Parents Have Rights, but They Also Have Responsibilities

smiling black woman supporting little pupil during lesson in classroom

As the old saying goes, with rights come responsibilities.  A community member recently reached out to me and asked if I would be willing to define a parent’s responsibilities in the education of their child.  I found this to be an interesting and important topic that merits discussion, so I agreed to do so.  We have to be real with ourselves and acknowledge the fact that the two go hand in hand, that we cannot effectively have one without the other.  Whether they are Constitutional or Parental, there are responsibilities that go with those rights.  I am first and foremost, a Parental rights advocate, and will ensure Parent’s rights are upheld, meanwhile, I also appreciate this community member’s inquiry and the value it brings in keeping the balance within how we think about Parent’s rights.

I see the following as the responsibility parents have in directing the education of their child.  It’s not necessarily a comprehensive list, and is broad on purpose, as it is difficult to get into every nuance of every particular situation over the course of a brief article. I believe these suggestions provide us with some guidelines on the responsibilities that accompany parental rights that are worth keeping in mind.  The list is not in any particular order, i.e. I am not saying one is more important than the other, rather that they work together to grant the student the best possible outcome for their education. 

  1.  Parents have a right to advocate for their student, they also have the responsibility to do so.  Children don’t know what they don’t know, so no matter how much they may fight or try to push their parent out of the decision making process, the parent must advocate on their behalf.  Whether that is for extra help at school, or whether it is for the imparting of wisdom on the student gleaned from their own life experience, the parent must be an advocate.
  2. Parents have the responsibility to hold their student accountable.  That means setting expectations with them and holding them accountable to meeting them.  Not every student is going to be an “A” student, but setting a realistic goal and holding the student to that goal goes a long way in establishing accountability.  Parents know their child’s strengths and weaknesses better than anyone, so if a student has a subject they are strong in, the expectations and goal may be higher for that subject than one they are not as strong in.  They also need to hold their student accountable for the coursework they are assigned.  Teachers are there to hold students accountable for the in class work, parents need to hold students accountable for the out of class work and for the goals they have set with their child.  Expectation setting and accountability goes for behavior as well, as in it should be an expectation that common decency and respect is shown to peers and adults that are not the child’s parent, and the child should be held accountable to meeting those expectations.
  3. Parents have the responsibility to understands all facets of an issue involving their child and to model respectful conflict resolution.  Teachers are human, they make mistakes.  Parents are human and also make mistakes.  There can be misunderstandings between teachers and parents at times.

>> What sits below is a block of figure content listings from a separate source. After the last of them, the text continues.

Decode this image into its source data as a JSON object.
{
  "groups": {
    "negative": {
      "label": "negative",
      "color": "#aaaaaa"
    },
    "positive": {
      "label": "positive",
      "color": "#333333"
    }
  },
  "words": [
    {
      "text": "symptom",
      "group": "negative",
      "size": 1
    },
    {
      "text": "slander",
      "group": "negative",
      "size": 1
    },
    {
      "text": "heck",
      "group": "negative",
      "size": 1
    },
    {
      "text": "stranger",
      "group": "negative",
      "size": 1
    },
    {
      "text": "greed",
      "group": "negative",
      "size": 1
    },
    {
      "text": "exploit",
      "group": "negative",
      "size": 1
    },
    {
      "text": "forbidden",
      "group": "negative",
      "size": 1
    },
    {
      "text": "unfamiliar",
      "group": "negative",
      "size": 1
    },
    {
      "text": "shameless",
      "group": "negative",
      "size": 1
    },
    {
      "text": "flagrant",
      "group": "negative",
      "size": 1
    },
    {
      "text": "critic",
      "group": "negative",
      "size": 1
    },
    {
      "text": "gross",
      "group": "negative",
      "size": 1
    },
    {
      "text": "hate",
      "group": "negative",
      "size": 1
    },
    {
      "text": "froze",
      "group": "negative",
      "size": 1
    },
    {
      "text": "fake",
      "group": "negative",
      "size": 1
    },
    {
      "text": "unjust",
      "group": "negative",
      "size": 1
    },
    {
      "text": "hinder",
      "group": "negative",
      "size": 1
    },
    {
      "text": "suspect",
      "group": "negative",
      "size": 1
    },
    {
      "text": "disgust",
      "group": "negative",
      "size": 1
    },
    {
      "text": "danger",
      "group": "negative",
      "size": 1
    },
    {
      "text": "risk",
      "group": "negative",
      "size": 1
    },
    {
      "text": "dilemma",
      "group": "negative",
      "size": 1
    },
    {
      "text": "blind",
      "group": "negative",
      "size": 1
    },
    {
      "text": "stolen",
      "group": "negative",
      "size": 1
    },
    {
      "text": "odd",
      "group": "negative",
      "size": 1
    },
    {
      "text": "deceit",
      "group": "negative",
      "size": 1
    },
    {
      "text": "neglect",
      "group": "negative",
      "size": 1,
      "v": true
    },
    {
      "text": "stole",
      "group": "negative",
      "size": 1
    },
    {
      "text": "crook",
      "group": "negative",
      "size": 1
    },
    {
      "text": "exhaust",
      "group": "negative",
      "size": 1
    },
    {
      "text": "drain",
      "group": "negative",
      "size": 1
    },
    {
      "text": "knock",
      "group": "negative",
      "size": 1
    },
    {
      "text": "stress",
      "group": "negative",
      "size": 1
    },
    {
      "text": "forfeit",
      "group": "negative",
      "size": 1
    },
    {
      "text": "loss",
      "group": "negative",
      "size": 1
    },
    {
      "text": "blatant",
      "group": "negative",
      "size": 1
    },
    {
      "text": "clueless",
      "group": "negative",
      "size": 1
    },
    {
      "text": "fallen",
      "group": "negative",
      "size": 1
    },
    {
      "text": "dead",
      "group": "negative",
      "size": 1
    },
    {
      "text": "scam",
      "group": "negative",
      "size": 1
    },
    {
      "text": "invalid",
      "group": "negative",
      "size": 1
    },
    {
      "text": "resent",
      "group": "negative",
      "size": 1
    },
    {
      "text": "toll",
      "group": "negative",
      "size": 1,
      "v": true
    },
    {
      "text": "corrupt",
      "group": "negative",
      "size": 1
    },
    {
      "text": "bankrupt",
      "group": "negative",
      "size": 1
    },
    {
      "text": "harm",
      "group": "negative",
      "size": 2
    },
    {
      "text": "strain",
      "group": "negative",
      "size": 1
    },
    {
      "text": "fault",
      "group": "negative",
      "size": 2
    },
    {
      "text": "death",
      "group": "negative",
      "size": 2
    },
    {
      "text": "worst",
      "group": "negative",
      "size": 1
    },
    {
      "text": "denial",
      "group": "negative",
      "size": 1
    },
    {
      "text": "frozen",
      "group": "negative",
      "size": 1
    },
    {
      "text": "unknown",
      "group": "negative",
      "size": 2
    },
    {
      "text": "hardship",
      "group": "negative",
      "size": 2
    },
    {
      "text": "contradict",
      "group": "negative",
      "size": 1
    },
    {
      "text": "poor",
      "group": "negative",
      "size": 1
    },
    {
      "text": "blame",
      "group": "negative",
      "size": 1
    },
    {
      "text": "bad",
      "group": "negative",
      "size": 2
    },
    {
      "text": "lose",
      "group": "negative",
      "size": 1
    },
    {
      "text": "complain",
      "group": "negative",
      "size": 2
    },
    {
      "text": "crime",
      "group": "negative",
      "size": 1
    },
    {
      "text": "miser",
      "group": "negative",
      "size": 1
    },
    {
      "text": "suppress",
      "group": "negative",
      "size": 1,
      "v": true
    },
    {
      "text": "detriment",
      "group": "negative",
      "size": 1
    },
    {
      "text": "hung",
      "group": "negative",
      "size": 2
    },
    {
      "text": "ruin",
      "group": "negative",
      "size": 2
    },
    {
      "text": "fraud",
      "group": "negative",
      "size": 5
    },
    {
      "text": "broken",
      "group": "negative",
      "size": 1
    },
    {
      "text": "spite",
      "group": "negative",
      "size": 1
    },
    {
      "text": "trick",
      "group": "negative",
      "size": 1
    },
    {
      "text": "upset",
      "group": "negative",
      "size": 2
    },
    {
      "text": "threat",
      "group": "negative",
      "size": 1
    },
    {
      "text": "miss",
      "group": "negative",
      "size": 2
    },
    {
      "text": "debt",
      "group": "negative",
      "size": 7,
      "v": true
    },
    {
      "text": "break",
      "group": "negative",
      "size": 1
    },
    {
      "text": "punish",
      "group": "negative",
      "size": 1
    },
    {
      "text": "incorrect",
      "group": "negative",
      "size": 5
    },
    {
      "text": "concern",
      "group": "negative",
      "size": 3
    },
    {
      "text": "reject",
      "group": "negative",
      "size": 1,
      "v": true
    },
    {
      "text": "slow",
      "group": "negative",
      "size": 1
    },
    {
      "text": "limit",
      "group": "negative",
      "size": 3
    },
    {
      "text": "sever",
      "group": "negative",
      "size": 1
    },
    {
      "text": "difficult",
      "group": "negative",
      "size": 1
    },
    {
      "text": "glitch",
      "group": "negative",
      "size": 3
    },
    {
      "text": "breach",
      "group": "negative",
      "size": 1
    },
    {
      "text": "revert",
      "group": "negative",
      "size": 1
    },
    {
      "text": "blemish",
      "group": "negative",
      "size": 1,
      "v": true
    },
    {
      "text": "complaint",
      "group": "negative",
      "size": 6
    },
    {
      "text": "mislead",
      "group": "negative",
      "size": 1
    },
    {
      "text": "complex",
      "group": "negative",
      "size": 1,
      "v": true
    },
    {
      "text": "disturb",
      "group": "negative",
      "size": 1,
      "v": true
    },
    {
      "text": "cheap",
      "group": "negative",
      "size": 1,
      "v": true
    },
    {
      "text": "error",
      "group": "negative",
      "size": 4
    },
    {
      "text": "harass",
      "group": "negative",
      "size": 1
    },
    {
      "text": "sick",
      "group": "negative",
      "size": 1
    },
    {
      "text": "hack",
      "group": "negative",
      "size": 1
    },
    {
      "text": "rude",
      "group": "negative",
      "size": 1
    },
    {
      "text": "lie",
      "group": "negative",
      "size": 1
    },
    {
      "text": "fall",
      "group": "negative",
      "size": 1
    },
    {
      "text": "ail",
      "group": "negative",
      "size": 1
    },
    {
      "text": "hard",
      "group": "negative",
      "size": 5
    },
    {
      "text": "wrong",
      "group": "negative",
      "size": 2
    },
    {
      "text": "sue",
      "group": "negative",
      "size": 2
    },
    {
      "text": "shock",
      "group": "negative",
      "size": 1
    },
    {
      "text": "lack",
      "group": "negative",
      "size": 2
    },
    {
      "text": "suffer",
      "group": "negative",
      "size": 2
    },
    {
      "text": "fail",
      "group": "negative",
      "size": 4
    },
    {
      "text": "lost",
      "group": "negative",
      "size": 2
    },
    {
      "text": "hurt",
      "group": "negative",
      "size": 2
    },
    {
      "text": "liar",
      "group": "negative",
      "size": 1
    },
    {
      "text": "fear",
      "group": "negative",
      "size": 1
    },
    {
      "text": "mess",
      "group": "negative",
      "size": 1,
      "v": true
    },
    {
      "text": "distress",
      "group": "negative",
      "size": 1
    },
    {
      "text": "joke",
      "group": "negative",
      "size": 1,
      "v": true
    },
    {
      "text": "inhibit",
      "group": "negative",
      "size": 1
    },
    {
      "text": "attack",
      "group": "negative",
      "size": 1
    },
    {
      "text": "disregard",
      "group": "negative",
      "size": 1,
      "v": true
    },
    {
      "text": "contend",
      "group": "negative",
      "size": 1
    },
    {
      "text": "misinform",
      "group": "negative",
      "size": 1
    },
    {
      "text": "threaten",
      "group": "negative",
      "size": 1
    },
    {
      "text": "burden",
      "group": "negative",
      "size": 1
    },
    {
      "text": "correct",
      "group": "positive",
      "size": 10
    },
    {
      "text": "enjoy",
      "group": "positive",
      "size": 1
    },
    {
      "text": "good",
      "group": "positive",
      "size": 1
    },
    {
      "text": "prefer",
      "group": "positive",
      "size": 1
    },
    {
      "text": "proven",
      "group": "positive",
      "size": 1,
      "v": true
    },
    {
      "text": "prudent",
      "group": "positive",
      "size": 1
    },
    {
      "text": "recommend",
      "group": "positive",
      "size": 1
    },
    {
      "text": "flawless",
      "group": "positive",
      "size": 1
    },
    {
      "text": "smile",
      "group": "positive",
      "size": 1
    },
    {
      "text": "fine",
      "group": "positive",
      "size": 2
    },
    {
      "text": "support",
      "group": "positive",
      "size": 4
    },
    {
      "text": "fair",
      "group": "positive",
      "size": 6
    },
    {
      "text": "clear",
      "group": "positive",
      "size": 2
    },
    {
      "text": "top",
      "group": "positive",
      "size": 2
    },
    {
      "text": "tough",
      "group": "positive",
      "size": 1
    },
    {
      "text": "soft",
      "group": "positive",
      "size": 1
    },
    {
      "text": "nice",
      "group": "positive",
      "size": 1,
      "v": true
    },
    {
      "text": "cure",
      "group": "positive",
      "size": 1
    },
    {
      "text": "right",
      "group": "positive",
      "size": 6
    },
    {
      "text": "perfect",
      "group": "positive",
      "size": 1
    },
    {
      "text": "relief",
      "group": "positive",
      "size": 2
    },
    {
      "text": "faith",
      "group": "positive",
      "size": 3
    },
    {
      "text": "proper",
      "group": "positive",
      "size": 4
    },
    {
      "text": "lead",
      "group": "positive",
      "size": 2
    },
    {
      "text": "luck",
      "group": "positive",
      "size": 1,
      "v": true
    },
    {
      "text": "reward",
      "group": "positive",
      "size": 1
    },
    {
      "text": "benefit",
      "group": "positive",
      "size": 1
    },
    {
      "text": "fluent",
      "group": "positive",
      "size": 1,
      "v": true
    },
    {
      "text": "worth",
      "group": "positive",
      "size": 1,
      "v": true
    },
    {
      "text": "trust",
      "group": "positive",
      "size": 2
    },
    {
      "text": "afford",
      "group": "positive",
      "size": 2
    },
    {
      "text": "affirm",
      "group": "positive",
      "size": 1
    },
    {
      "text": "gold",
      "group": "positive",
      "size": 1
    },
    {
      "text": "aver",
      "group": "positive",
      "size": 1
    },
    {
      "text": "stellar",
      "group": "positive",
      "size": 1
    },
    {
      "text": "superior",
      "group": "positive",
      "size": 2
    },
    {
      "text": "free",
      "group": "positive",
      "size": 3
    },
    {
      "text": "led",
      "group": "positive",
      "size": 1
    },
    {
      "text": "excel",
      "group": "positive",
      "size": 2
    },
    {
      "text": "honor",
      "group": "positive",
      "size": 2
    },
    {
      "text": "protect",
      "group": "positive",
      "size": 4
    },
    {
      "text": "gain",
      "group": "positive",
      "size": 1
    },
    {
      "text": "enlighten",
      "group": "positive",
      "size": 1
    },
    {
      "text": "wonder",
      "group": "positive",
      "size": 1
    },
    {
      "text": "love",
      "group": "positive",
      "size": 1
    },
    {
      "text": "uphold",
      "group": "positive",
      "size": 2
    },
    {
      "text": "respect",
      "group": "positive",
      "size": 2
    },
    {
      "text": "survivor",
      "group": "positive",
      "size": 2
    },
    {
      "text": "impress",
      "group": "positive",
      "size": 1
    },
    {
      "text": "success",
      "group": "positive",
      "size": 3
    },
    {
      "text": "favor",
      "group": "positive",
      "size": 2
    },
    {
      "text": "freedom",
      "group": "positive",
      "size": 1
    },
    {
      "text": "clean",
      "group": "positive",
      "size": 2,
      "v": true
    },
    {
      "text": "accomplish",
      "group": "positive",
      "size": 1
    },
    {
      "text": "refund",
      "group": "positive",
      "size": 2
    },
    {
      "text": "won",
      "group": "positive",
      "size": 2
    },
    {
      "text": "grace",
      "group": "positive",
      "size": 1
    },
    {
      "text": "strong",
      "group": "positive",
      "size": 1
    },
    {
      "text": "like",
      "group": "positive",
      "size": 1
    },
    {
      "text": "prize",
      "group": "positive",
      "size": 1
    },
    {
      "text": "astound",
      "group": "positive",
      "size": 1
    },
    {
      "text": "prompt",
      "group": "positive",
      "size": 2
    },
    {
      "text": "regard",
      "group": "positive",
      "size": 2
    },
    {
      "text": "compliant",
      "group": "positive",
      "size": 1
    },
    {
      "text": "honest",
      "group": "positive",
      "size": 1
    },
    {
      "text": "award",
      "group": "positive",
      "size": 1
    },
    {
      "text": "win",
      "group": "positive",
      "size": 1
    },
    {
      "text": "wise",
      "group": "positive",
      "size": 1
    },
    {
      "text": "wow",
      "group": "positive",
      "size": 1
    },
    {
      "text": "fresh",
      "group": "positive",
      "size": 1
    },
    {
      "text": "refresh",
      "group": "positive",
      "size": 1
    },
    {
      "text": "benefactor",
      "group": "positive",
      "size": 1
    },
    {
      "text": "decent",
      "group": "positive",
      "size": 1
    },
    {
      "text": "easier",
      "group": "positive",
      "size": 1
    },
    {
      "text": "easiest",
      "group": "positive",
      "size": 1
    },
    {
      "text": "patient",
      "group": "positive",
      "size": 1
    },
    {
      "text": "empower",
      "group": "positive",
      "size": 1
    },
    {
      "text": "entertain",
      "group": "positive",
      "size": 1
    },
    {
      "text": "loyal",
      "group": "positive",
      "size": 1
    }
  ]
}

If there is an issue within the classroom, the parent has the responsibility to communicate via email or phone call or even set a meeting with the teacher in order to clear up any misunderstandings or issues in a respectful manner.  Kids see how a trusted adult responds to a situation, and they learn how to respond in kind when they are someday in a similar situation.
  4. Parents have the responsibility for ensuring their child is ready to learn.  This one is where things can get a little sticky because of the differing family situations of each individual child.  There are a lot of different nuances here that could be articles of their own.  Maybe the easiest part of this one is making sure the student is getting enough sleep, so they are well rested for school (even this has its own nuances).  The harder part of this is making sure the student has what they need to engage in learning, (i.e. the necessary supplies, enough to eat, etc.) due to the differing nature of family economic situations.  In this case, when there is economic hardship, what I see the parental responsibility being is to raise their hand and say they need help.  I’ve seen time and time again our community step up to help those in need, and step up big when someone raises their hand and asks for help.  Our schools also have programs to help as much as they can to meet needs.  Asking for help is hard for all of us, it’s not in our nature to do so, but if anyone truly needs help, especially for their child, it is the parent’s responsibility as their advocate to do so.

As I mentioned at the start, this list is not necessarily comprehensive, and certainly trends toward the broad side of things, but I believe it gives a good direction as to what responsibilities parents have in terms of directing their child’s education.  I will not rest in ensuring Parent’s rights are upheld in helping guide their child’s education, but equally important is keeping in mind the responsibility parents have in directing their child’s education.  I want to thank the community member who took the time to message and engage me on the topic, as this is the kind of dialog we need to ensure our communities and their schools are the best they can be.